When dealing with time series, a standard k-split of the training set would lead to the injection of informations from future time steps into the training set, leading to biased performance in all folds (except for the k-th one that uses past data in the training phase). Therefore an additional split in the training set is applied:
- The fraction of the dataset containing the least recent samples is identified and used for training
- The remaining dataset is sliced in k equally sized sub-sets and validation is performed on them starting from the least recent data. For every fold after the first one, the precedent fold is added to the training set.
From this point the process is similar to the standard one, with the evaluation of the average fold and test performances.
(I found this good and self-explanatory image here)
The current framework allows to perform time series k-fold crossvalidation on data with hourly frequency and daily seasonality.
In order to better unfold the hourly-specific dynamics, 24 hourly independent models are trained and validated on 6 validation folds following the procedure described in the previous subsection.
After setting the desired set of hyperparameters in the globals.py
file, open a terminal and type:
cd DIR_MAIN
source ./venv/bin/activate
python main.py
A dedicated folder for every run is created in the ./run folder, and data such as learning curves, metrics (MSE, MAE and MAPE)and weights are stored in it.
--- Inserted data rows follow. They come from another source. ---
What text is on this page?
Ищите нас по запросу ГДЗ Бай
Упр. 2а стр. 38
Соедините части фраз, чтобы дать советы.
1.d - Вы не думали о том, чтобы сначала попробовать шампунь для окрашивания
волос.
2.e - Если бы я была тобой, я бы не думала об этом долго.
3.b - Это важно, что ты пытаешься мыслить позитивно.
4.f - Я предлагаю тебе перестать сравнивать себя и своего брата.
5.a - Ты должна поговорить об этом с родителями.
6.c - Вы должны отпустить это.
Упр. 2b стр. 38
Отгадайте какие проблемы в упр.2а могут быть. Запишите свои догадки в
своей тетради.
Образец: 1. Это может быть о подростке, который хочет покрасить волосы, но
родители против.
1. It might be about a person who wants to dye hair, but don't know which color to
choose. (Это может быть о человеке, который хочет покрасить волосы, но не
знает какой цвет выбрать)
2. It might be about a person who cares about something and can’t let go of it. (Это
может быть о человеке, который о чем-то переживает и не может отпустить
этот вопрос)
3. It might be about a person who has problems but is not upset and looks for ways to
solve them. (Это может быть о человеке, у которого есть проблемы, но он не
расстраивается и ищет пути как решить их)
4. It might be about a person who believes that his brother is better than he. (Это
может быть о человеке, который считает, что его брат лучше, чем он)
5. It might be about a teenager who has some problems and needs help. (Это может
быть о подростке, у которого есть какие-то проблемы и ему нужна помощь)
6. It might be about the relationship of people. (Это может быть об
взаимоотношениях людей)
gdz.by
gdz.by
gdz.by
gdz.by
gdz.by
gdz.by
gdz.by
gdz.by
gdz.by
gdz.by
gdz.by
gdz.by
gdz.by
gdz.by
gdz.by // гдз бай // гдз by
The training phase of every model saved in ./runs/RUN_DIR/HOUR_DIR can be monitored through Tensorboard, just open a terminal and type:
cd DIR_MAIN
source ./venv/bin/activate
tensorboard -logdir=DIR_MAIN/runs/RUN_DIR/HOUR_DIR
then open a browser and in the url box type localhost:6006
.
Hour-wise and overall metrics for every combination of hyperparameter are evaluated and stored in the metrics.csv
files
that can be found in ./runs/RUN_DIR_NAME and ./runs/RUN_DIR/HOUR_DIR.